10/06/2009

« Une île pour Ritsos », par Patrice Beray

Le Club de Mediapart

Est-ce que marquer symboliquement le centenaire d’une naissance, celle de Yannis Ritsos, peut rapprocher de quelque manière du désespoir, de la révolte d’une jeunesse actuelle ? Oui, sans doute, si on a la Grèce à l’esprit.

Et oui, assurément, par effet de vases communicants, si l’on en juge au travers des grands idéaux, et des combats personnels, qui ont animé le siècle du disparu, même si lui-même ne tisonnait plus que cendres de ce volcan révolutionnaire, bien éteint, à la fin de sa vie.

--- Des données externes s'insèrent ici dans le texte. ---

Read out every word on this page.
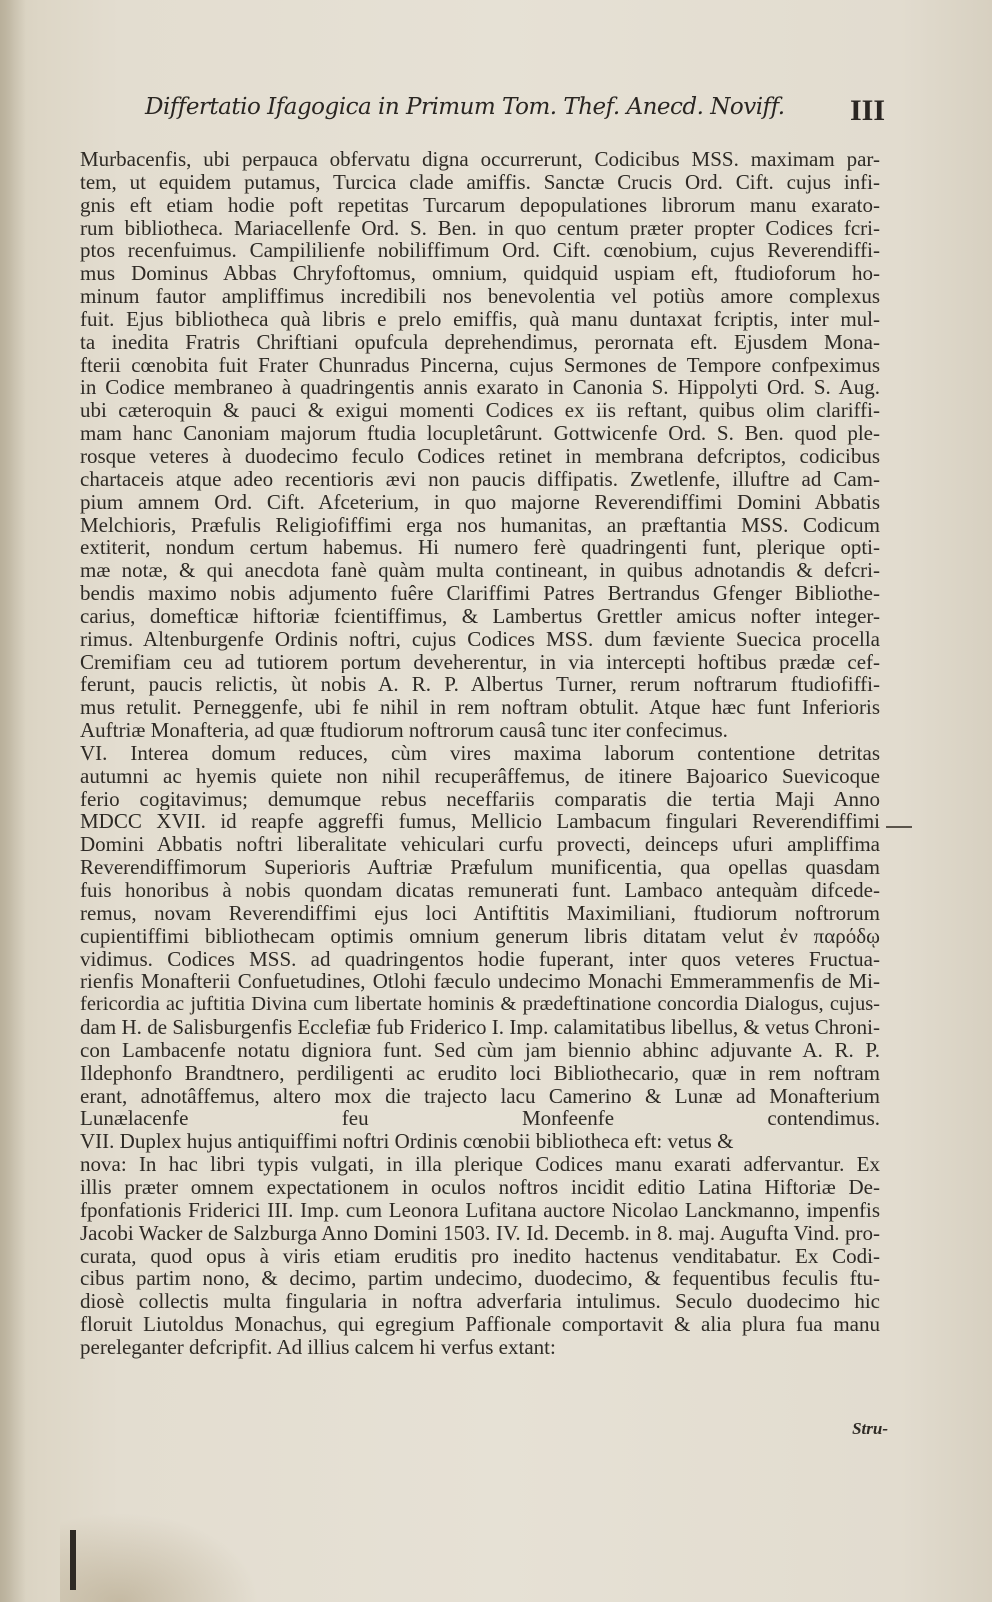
Differtatio Ifagogica in Primum Tom. Thef. Anecd. Noviff. III
Murbacenfis, ubi perpauca obfervatu digna occurrerunt, Codicibus MSS. maximam par-
tem, ut equidem putamus, Turcica clade amiffis. Sanctæ Crucis Ord. Cift. cujus infi-
gnis eft etiam hodie poft repetitas Turcarum depopulationes librorum manu exarato-
rum bibliotheca. Mariacellenfe Ord. S. Ben. in quo centum præter propter Codices fcri-
ptos recenfuimus. Campililienfe nobiliffimum Ord. Cift. cœnobium, cujus Reverendiffi-
mus Dominus Abbas Chryfoftomus, omnium, quidquid uspiam eft, ftudioforum ho-
minum fautor ampliffimus incredibili nos benevolentia vel potiùs amore complexus
fuit. Ejus bibliotheca quà libris e prelo emiffis, quà manu duntaxat fcriptis, inter mul-
ta inedita Fratris Chriftiani opufcula deprehendimus, perornata eft. Ejusdem Mona-
fterii cœnobita fuit Frater Chunradus Pincerna, cujus Sermones de Tempore confpeximus
in Codice membraneo à quadringentis annis exarato in Canonia S. Hippolyti Ord. S. Aug.
ubi cæteroquin & pauci & exigui momenti Codices ex iis reftant, quibus olim clariffi-
mam hanc Canoniam majorum ftudia locupletârunt. Gottwicenfe Ord. S. Ben. quod ple-
rosque veteres à duodecimo feculo Codices retinet in membrana defcriptos, codicibus
chartaceis atque adeo recentioris ævi non paucis diffipatis. Zwetlenfe, illuftre ad Cam-
pium amnem Ord. Cift. Afceterium, in quo majorne Reverendiffimi Domini Abbatis
Melchioris, Præfulis Religiofiffimi erga nos humanitas, an præftantia MSS. Codicum
extiterit, nondum certum habemus. Hi numero ferè quadringenti funt, plerique opti-
mæ notæ, & qui anecdota fanè quàm multa contineant, in quibus adnotandis & defcri-
bendis maximo nobis adjumento fuêre Clariffimi Patres Bertrandus Gfenger Bibliothe-
carius, domefticæ hiftoriæ fcientiffimus, & Lambertus Grettler amicus nofter integer-
rimus. Altenburgenfe Ordinis noftri, cujus Codices MSS. dum fæviente Suecica procella
Cremifiam ceu ad tutiorem portum deveherentur, in via intercepti hoftibus prædæ cef-
ferunt, paucis relictis, ùt nobis A. R. P. Albertus Turner, rerum noftrarum ftudiofiffi-
mus retulit. Perneggenfe, ubi fe nihil in rem noftram obtulit. Atque hæc funt Inferioris
Auftriæ Monafteria, ad quæ ftudiorum noftrorum causâ tunc iter confecimus.
VI. Interea domum reduces, cùm vires maxima laborum contentione detritas
autumni ac hyemis quiete non nihil recuperâffemus, de itinere Bajoarico Suevicoque
ferio cogitavimus; demumque rebus neceffariis comparatis die tertia Maji Anno
MDCC XVII. id reapfe aggreffi fumus, Mellicio Lambacum fingulari Reverendiffimi
Domini Abbatis noftri liberalitate vehiculari curfu provecti, deinceps ufuri ampliffima
Reverendiffimorum Superioris Auftriæ Præfulum munificentia, qua opellas quasdam
fuis honoribus à nobis quondam dicatas remunerati funt. Lambaco antequàm difcede-
remus, novam Reverendiffimi ejus loci Antiftitis Maximiliani, ftudiorum noftrorum
cupientiffimi bibliothecam optimis omnium generum libris ditatam velut ἐν παρόδῳ
vidimus. Codices MSS. ad quadringentos hodie fuperant, inter quos veteres Fructua-
rienfis Monafterii Confuetudines, Otlohi fæculo undecimo Monachi Emmerammenfis de Mi-
fericordia ac juftitia Divina cum libertate hominis & prædeftinatione concordia Dialogus, cujus-
dam H. de Salisburgenfis Ecclefiæ fub Friderico I. Imp. calamitatibus libellus, & vetus Chroni-
con Lambacenfe notatu digniora funt. Sed cùm jam biennio abhinc adjuvante A. R. P.
Ildephonfo Brandtnero, perdiligenti ac erudito loci Bibliothecario, quæ in rem noftram
erant, adnotâffemus, altero mox die trajecto lacu Camerino & Lunæ ad Monafterium
Lunælacenfe feu Monfeenfe contendimus.
VII. Duplex hujus antiquiffimi noftri Ordinis cœnobii bibliotheca eft: vetus &
nova: In hac libri typis vulgati, in illa plerique Codices manu exarati adfervantur. Ex
illis præter omnem expectationem in oculos noftros incidit editio Latina Hiftoriæ De-
fponfationis Friderici III. Imp. cum Leonora Lufitana auctore Nicolao Lanckmanno, impenfis
Jacobi Wacker de Salzburga Anno Domini 1503. IV. Id. Decemb. in 8. maj. Augufta Vind. pro-
curata, quod opus à viris etiam eruditis pro inedito hactenus venditabatur. Ex Codi-
cibus partim nono, & decimo, partim undecimo, duodecimo, & fequentibus feculis ftu-
diosè collectis multa fingularia in noftra adverfaria intulimus. Seculo duodecimo hic
floruit Liutoldus Monachus, qui egregium Paffionale comportavit & alia plura fua manu
pereleganter defcripfit. Ad illius calcem hi verfus extant:
Stru-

Tristement éteinte, à l’en croire, avec ce siècle, qui fut le nôtre pour partie.

Tant ce disparu, ce poète glorieux, lui aussi, Yannis Ritsos, ce fut un homme. Né en 1909 sur l’îlot rocheux de Monemvassia dans le sud de la Laconie, il s’éteignit en 1990. Dans son existence, il y eut deux failles incommensurables. Tout d’abord, la guerre civile féroce, trop méconnue, qui suivit la Seconde Guerre mondiale en Grèce. Dans cette période, le communiste d’alors Ritsos fut détenu en camp d’internement, notamment dans l’île grecque de Makronissos. Puis deux décennies plus tard, ce fut le fameux coup d’État des Colonels. Et à nouveau la détention dans les îles (Yaros, Léros, Samos).

Grâce au travail de traduction de Pascal Neveu, les éditions Ypsilon viennent d’ajouter à Temps pierreux – Makronissiotiques, poèmes de la première déportation de Ritsos, une édition intégrale de Pierres, Répétitions, Grilles, recueil qui avait fait l’objet d’une parution partielle en 1971 par Gallimard sous le titre Pierres, Répétitions, Barreaux.

Ces poèmes ont été écrits au jour le jour, comme des pages de journal qui seraient dédiées à l’ombre de soi-même quand soi-même on serait la proie. La proie de ses idées, parce que livrées à d’autres comme en un cauchemar vivant. Que l’on paierait de tout son corps.


Dans son corps, un autre corps, grand impénétrable,
muet, – un mutisme tout-puissant. À midi
ou le soir, au souper, sous une lampe calme, quand il porte
lentement, avec soin, la fourchette à sa bouche, il le sait
qu’il nourrit cette autre bouche, inconnue, insatiable.


(Silence, Yaros, 27.07.68)


Plus tard, les statues furent entièrement cachées dans les mauvaises herbes.]
Nous ne savions pas
si les statues rapetissaient ou si les herbes montaient. Seule
une grande main de bronze émergeait au-dessus des joncs,
sous la forme d’une inconvenante et terrible bénédiction. Les bûcherons]
passaient par le chemin du bas – ils ne levaient jamais la tête.
Les femmes se couchaient sans leur mari. La nuit,
nous entendions les pommes qui tombaient une à une dans la rivière ; puis, ]
les étoiles qui sciaient calmement cette haute main de bronze.


(Signes, Yaros, 16.05.68)


Ô Ritsos, sois-en certain, les îles sont des volcans, et il arrive qu’ils se réveillent…


Il a dit : je crois en la poésie, en l’amour, en la mort,
C’est justement pourquoi je crois en l’immortalité. J’écris un vers,
j’écris le monde ; j’existe ; le monde existe.
Du bout de mon petit doigt coule une rivière.
Le ciel est sept fois bleu. Cette pureté
est encore la première vérité, ma dernière volonté.